Thursday, July 1, 2010

More from Klemperer on the LTI

The Lingua Tertii Imperii, the language of the Third Reich, infected everyone in Germany, albeit to varying degrees. One of the big questions that Klemperer grapples with in his book, yet never quite resolves, is what drove previously decent, thinking people - scholars and intellectuals much like himself and whom he had considered colleagues before the War - to become devotees of the Nazi Party. For all the observation and critical examination that he engaged in close-up at first hand in the War, the note of puzzlement, of disappointment, is still striking with every example of such an intellectual betrayal that he recounts, right down to the last chapter.

It was indeed a pervasive thing, this "language that thinks for you." He describes a friendly (Gentile) woman in the factory where he was a laborer:

Frieda [the woman] knew that my wife was lying ill at home. In the morning I found a big apple in the middle of my machine. I looked over to Frieda's work-place and she nodded to me. A little later she was standing next to me: 'For Mama with my best wishes.' And then with a mixture of inquisitiveness and surprise: 'Albert says that your wife is German. Is she really German?'

The pleasure in the apple was gone. This Sancta-Simplicitas soul, whose feelings were entirely un-Nazi and humane, had been infected by the most fundamental ingredient of the National Socialist poison; she identified Germanness with the magical concept of the Aryan; it was barely conceivable to her that a German woman could be married to me, to a foreigner, a creature from another branch of the animal kingdom; ...

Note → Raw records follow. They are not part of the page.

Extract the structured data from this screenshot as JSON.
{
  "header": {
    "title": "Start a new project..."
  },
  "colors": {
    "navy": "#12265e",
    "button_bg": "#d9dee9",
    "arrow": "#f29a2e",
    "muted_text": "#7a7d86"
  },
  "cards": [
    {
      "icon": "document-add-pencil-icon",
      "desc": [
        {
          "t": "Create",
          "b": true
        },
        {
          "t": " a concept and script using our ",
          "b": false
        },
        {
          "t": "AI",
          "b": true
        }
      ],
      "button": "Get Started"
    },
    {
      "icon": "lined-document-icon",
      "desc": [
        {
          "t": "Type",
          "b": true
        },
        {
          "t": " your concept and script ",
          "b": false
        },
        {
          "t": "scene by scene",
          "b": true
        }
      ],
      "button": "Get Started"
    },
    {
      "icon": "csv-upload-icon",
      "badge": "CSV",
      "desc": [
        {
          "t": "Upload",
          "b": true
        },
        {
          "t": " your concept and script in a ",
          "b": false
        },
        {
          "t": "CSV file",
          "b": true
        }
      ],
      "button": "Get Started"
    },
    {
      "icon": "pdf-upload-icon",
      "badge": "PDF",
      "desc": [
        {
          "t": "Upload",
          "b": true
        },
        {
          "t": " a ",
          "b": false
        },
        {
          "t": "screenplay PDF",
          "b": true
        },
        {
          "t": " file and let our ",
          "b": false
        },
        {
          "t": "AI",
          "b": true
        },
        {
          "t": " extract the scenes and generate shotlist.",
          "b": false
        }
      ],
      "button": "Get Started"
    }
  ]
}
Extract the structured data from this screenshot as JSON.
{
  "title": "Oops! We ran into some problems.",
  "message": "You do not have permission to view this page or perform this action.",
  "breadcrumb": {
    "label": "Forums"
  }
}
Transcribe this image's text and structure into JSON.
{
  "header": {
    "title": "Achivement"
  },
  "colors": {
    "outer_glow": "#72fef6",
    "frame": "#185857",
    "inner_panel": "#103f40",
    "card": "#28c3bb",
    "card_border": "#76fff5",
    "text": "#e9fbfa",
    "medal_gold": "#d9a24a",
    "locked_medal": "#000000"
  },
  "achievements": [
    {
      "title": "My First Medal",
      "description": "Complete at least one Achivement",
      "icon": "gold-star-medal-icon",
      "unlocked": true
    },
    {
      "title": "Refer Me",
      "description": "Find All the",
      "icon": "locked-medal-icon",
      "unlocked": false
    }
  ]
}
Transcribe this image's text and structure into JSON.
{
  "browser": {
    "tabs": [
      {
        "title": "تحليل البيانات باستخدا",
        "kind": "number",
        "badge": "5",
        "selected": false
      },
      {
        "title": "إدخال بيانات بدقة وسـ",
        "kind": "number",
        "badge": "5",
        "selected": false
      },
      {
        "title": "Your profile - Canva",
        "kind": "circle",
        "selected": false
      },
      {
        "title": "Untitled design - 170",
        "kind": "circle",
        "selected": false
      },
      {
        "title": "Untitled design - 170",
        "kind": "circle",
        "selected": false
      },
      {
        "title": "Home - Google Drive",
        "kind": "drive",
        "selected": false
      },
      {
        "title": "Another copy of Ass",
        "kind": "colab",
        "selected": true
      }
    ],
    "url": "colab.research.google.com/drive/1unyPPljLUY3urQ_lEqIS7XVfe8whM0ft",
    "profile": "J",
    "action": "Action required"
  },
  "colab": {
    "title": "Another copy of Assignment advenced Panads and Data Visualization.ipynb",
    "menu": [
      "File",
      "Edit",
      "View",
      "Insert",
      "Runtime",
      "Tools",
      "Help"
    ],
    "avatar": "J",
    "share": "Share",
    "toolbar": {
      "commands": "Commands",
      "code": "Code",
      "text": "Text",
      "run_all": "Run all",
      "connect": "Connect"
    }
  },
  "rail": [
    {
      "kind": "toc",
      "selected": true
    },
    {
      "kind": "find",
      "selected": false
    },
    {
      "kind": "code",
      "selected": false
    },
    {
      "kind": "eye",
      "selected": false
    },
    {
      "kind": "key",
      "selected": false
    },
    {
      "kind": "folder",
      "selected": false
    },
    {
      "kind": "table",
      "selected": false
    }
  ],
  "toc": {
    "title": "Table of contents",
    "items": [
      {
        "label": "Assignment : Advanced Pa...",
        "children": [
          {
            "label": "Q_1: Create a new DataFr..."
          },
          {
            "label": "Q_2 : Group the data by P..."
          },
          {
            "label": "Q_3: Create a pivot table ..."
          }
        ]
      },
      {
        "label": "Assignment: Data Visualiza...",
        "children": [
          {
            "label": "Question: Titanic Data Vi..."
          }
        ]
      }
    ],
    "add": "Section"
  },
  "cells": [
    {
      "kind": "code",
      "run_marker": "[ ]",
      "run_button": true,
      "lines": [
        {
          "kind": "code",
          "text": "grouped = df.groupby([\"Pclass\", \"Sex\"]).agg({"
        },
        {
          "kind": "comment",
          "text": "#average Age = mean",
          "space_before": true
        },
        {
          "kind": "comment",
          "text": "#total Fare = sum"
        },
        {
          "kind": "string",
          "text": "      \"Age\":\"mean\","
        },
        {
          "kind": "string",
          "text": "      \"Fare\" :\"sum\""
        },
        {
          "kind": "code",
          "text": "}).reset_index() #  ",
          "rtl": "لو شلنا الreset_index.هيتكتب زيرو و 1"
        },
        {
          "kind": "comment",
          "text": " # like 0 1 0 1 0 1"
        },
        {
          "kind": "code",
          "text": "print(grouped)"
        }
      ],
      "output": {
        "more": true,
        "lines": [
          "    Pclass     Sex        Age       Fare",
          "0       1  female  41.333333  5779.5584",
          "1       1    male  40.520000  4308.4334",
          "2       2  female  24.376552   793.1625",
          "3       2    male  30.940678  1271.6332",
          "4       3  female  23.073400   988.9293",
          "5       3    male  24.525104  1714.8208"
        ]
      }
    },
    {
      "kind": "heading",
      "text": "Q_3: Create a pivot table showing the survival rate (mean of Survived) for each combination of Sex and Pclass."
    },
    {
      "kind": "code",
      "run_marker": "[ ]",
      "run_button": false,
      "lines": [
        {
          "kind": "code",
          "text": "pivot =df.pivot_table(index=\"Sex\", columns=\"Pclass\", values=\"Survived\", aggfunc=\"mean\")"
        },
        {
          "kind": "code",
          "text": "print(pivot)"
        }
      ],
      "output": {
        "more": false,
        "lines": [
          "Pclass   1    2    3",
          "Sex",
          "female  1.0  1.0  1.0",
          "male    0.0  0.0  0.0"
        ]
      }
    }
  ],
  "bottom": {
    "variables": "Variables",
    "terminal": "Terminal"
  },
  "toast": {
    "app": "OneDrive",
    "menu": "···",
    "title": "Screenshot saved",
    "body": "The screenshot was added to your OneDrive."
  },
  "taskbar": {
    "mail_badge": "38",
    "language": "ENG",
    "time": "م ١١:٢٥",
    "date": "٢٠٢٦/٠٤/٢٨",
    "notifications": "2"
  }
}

Elsewhere in the LTI he reminds himself of the philologist's old dictum: that although two people may use the same phrase, they need not share the same motivation in using the same phrase. Here, however, it is clear that the words had controlled Frieda's thinking, and not the other way around. The concepts of 'German' and 'Jew' had existed for ages. What the Nazis did was to surreptitiously and thoroughly replace the old concepts with a new, racial one. Similar, and yet different, but not different enough to warrant new words for the new concepts; they instead took over the old words, and slipped all the more easily into people's minds as a result. The most insidious aspect of LTI may hence have been where it retained old words and gave them new meanings, rather than all the new coinages for which it was responsible.